Toen de centrale bank nog krediet aan de particuliere sector verleende, kon zij als concurrent invloed uitoefenen. Zijn de banken zeer liquide en hebben zij geen kredieten (herfinanciering) van de centrale bank nodig, dan zal de doorwerking op grond hiervan ook niet groot zijn. Soms (o.a. in Nederland en België) berust evenwel het verband tussen het officiële disconto en de bankrente op een conventie, waarbij de rente op b.v. rekening-courantkredieten bepaald is op een marge van 1—2 % boven het promessendisconto. Hierdoor kan een discontoverhoging niet alleen gevolgen hebben voor nieuwe kredieten, maar ook voor uitstaande kredieten.

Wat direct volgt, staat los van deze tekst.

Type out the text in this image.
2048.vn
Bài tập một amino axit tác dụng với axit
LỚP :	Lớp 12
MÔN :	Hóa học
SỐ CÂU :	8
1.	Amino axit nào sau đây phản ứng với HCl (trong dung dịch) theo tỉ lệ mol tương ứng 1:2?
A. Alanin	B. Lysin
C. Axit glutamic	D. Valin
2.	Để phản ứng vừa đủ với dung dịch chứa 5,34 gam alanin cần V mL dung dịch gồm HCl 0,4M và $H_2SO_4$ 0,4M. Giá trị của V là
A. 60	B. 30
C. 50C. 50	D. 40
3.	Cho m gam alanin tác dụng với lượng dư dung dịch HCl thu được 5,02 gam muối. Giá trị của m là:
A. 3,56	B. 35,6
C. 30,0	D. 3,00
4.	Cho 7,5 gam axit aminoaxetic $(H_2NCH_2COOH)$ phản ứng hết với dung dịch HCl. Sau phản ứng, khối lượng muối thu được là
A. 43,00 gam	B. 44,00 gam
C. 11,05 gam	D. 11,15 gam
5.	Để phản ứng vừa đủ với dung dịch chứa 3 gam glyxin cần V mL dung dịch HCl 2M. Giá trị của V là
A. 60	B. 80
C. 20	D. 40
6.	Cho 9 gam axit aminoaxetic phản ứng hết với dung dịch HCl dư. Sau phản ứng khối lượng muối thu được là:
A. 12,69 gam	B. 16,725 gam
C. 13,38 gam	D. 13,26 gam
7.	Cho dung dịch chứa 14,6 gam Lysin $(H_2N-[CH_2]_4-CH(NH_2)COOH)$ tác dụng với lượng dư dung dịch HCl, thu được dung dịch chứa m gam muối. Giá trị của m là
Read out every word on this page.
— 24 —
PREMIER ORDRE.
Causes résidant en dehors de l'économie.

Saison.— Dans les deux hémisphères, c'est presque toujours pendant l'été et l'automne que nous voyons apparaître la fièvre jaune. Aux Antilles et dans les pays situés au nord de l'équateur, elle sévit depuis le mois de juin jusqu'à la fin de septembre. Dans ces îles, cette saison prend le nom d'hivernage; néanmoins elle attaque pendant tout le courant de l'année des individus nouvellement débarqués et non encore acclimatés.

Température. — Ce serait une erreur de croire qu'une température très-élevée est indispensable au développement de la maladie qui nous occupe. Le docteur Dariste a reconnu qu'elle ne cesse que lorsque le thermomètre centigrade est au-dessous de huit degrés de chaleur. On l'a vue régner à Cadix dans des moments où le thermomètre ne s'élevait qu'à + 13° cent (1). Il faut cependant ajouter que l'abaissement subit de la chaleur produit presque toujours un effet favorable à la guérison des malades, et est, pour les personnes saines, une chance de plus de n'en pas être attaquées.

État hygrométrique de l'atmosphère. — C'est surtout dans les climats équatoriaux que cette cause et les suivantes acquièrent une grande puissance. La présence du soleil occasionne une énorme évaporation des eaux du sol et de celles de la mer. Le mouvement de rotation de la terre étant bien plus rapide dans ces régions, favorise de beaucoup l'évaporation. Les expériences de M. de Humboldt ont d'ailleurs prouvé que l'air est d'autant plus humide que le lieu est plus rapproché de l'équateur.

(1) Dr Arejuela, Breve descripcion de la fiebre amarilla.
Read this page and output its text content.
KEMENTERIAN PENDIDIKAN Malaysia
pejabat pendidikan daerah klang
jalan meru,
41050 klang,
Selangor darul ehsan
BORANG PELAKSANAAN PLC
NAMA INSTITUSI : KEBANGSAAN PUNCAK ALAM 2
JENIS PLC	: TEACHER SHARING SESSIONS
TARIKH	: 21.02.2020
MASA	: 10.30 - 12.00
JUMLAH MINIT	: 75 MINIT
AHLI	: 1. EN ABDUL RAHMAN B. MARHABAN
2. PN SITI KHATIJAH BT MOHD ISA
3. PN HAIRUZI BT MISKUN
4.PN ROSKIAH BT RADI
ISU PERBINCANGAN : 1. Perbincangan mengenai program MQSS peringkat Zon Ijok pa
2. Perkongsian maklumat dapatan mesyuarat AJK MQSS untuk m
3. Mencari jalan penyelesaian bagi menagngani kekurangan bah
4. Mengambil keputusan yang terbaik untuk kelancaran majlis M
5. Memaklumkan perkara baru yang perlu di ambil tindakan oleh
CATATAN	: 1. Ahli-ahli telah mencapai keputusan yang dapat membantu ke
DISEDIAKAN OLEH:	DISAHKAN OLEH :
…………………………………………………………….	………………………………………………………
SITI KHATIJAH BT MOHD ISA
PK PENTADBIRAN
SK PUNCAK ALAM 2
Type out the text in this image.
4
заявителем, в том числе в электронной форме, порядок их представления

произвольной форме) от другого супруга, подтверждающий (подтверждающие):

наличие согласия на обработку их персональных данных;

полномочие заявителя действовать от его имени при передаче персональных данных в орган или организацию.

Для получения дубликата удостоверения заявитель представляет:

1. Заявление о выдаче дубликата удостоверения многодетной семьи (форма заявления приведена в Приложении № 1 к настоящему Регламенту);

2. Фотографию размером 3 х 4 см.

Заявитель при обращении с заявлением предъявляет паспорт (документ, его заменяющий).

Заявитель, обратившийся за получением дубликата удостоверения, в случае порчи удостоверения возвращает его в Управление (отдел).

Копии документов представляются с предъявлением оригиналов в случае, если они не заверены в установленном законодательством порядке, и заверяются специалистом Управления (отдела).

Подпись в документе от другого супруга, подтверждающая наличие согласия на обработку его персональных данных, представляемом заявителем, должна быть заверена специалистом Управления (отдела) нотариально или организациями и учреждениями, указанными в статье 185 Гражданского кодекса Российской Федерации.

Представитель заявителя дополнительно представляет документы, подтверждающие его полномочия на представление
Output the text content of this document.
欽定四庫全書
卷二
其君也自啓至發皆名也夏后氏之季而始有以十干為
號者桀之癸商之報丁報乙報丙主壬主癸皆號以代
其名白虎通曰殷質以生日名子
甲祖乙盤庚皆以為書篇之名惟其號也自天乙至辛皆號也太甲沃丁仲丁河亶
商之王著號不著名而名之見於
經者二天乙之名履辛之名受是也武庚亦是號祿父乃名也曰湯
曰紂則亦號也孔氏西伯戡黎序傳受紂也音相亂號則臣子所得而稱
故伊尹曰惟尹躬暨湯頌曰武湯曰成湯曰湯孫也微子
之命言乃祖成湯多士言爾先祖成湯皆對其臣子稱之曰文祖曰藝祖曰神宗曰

In België disconteert de Nationale Bank wisselbrieven en andere effecten die handelsverrichtingen tot doel hebben, verder effecten op korte of halflange termijn, uitgegeven of gewaarborgd door de Belg. staat, het Groothertogdom Luxemburg of lichamen waarvan de verbintenissen door de Belg. staat worden gewaarborgd. De Nationale Bank voerde een selectieve herdiscontopolitiek door de voorwaarden (duur van de wissels en aard van de te financieren verrichtingen) te bepalen waaraan de handelswissels moesten voldoen om voor disconto in aanmerking te komen. Op 30.4.1969 stelde ze ‘herdiscontoen visumplafonds’ in voor de banken, die een kwantitatieve beperking vormen voor het volume effecten dat de banken ter herdisconto bij de Nationale Bank kunnen aanbieden. De plafonds worden uitgedrukt in een percent van de in aanmerking genomen werkmiddelen. Via de manipulatie van dit percentage en de aanpassing van de basis kan op de liquiditeit van de banken worden ingewerkt. Op 1. 4.1974 werd de procedure van het visum (dat een formele verplichting tot herdisconto inhield) volledig afgeschaft en vervangen door de formaliteit van de certificatie, waarbij de Nationale Bank er zich toe beperkt vast te stellen dat de effecten aan normen beantwoorden om voor herdisconto in aanmerking te komen. Genoemde plafonds werden herhaaldelijk verlaagd en het is duidelijk dat elke verlaging de reeds uitermate beperkte rol van de discontovoet als instrument van de monetaire politiek nog verkleint.

LITT. G.J.Goschen, Theory of foreign exchanges (1861); W.Bagehot, Lombard Street (1871); A. Batenburg, Enkele hoofdlijnen van de monetaire politiek (1956); J.Abs enz., Institutions et mécanismes bancaires dans les pays de la Communauté Économique Européenne (1969).